Racism: Social worker calls experiences exhausting
- Published
A social worker said racism she encounters was like "death by a thousand cuts".
Jade Forbes, who is black, said the workplace bigotry she experienced had affected her mental health.
While not considering herself a victim, she admitted she found some people's attitudes "exhausting".
The British Association of Social Workers (BASW) Cymru wanted more data to tackle racism. Social Care Wales said it wanted an anti-racist sector.
Ms Forbes, who has worked in social services for 13 years around south Wales, said: "It makes me really quite angry about things and [I have] a sense of injustice.
"It can be quite an isolating place as a black social worker, trying to express my frustration around racism when often colleagues have not got that same lived experience."
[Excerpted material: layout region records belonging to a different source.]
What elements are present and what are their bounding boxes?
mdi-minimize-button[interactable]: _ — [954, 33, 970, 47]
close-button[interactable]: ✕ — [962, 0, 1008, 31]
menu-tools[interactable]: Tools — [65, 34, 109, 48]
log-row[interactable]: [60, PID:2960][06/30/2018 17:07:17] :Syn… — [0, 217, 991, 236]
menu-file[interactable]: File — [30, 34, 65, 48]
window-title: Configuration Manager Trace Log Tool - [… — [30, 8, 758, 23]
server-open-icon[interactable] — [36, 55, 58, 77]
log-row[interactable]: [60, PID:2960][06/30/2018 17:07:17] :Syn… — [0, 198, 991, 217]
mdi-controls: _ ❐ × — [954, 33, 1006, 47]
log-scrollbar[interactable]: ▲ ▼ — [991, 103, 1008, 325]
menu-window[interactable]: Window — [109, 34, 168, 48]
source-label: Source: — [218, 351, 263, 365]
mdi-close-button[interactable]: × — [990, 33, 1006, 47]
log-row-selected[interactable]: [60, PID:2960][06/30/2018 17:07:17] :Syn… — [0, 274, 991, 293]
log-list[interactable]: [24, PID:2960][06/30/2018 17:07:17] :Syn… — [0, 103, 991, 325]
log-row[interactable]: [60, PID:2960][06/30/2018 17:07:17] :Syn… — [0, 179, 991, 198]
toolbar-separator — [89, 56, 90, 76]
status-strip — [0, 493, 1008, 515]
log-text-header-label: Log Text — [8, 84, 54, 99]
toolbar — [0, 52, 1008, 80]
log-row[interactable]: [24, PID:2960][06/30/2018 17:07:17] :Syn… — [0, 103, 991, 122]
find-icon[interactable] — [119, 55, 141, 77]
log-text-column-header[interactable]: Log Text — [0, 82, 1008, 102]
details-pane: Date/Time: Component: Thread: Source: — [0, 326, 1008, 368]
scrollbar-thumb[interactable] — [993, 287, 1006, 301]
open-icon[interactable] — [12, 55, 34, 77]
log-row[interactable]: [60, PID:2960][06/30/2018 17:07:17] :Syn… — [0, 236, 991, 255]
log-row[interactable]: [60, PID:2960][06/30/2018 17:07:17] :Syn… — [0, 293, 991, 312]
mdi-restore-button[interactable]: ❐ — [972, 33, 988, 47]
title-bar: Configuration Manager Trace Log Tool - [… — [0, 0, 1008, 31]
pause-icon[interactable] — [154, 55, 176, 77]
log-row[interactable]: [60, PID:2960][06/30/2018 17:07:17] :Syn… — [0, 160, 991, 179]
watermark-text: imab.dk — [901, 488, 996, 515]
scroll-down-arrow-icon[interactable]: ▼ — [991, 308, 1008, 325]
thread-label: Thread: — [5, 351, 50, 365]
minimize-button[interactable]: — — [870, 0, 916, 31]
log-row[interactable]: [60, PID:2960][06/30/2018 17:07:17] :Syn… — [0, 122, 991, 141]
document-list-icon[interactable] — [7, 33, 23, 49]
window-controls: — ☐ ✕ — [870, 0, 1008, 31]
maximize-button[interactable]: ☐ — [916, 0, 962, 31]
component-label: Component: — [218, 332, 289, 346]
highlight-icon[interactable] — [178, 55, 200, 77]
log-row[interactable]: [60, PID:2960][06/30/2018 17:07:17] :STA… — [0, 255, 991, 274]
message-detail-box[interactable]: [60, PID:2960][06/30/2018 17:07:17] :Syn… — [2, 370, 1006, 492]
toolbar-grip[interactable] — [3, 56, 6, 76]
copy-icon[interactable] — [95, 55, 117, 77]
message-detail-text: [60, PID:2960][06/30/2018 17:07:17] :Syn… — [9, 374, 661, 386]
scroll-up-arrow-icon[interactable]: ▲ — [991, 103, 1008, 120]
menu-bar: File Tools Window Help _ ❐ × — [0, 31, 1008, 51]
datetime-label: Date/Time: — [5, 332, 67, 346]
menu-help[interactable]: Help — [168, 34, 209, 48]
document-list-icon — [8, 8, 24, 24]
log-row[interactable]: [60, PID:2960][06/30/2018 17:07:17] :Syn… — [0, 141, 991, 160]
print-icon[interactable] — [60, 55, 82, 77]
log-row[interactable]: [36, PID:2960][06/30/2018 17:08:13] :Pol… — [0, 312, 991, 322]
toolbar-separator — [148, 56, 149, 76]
The 37-year-old wanted clearer policies to deal with racism.
She said: "There definitely needs to be more training around racism… because if I'm experiencing racism as a social worker, then there's no doubt there will be tell-tale signs of individuals who access services experiencing forms of racism, whether it be direct or covert."
Despite not encountering direct barriers in progressing her career, Ms Forbes said she had to "work harder and shine brighter" to be at the top of her game.
The most challenging period of her career followed the murder of George Floyd - an African-American man killed by a white police officer in Minneapolis in 2020.
Ms Forbes recalled other professionals making comments on social media that were in conflict with anti-racists Black Lives Matter.
"There was a consensus around the world that this was a really bad thing to happen and there were conversations justifying his [the killer's] actions," Ms Forbes said.
"I found it absolutely berserk and also quite scary, because I've got a son and I just thought if professionals are justifying decisions around murdering a black man in broad daylight on the street, then it makes me worry about my son's safety as he grows up in the way that he may be viewed as a black man."
BASW Cymru said more data was needed to tackle racism.
It said it heard more about racism in staff teams than from clients.
BASW Cymru's Abyd Quinn Aziz said there was far more data in England and called on Social Care Wales to publish more.
This year, Social Work England found black male social workers over 40 were disproportionately subject to fitness to practise proceedings.
"We know it [racism] happens but it's about understanding how it happens, where it happens and whether the things that we're doing make a difference to racism," Mr Quinn Aziz said.
He said racism hurt more if it came from colleagues.
"In Wales, in the last 20 years, I think I've only known of one non-white director of social services, and while I'm not saying you have to be black to understand it, I think there's a lack of confidence and pro-activeness," he said.
Social Care Wales (SCW), which regulates the workforce in Wales, said about 80% of social workers were white and the remainder a variety of ethnicities.
It said about 6% of the whole social care work force, which includes social workers as well as those who care for older people and children, are black. About 5% have an Asian background.
SCW regulation director, David Pritchard, said racism worked against social care principles and that SCW was committed to working to ensure the sector was anti-racist.
"Data, research and evidence is absolutely the heart of tackling racism and other prejudices in our society," he said.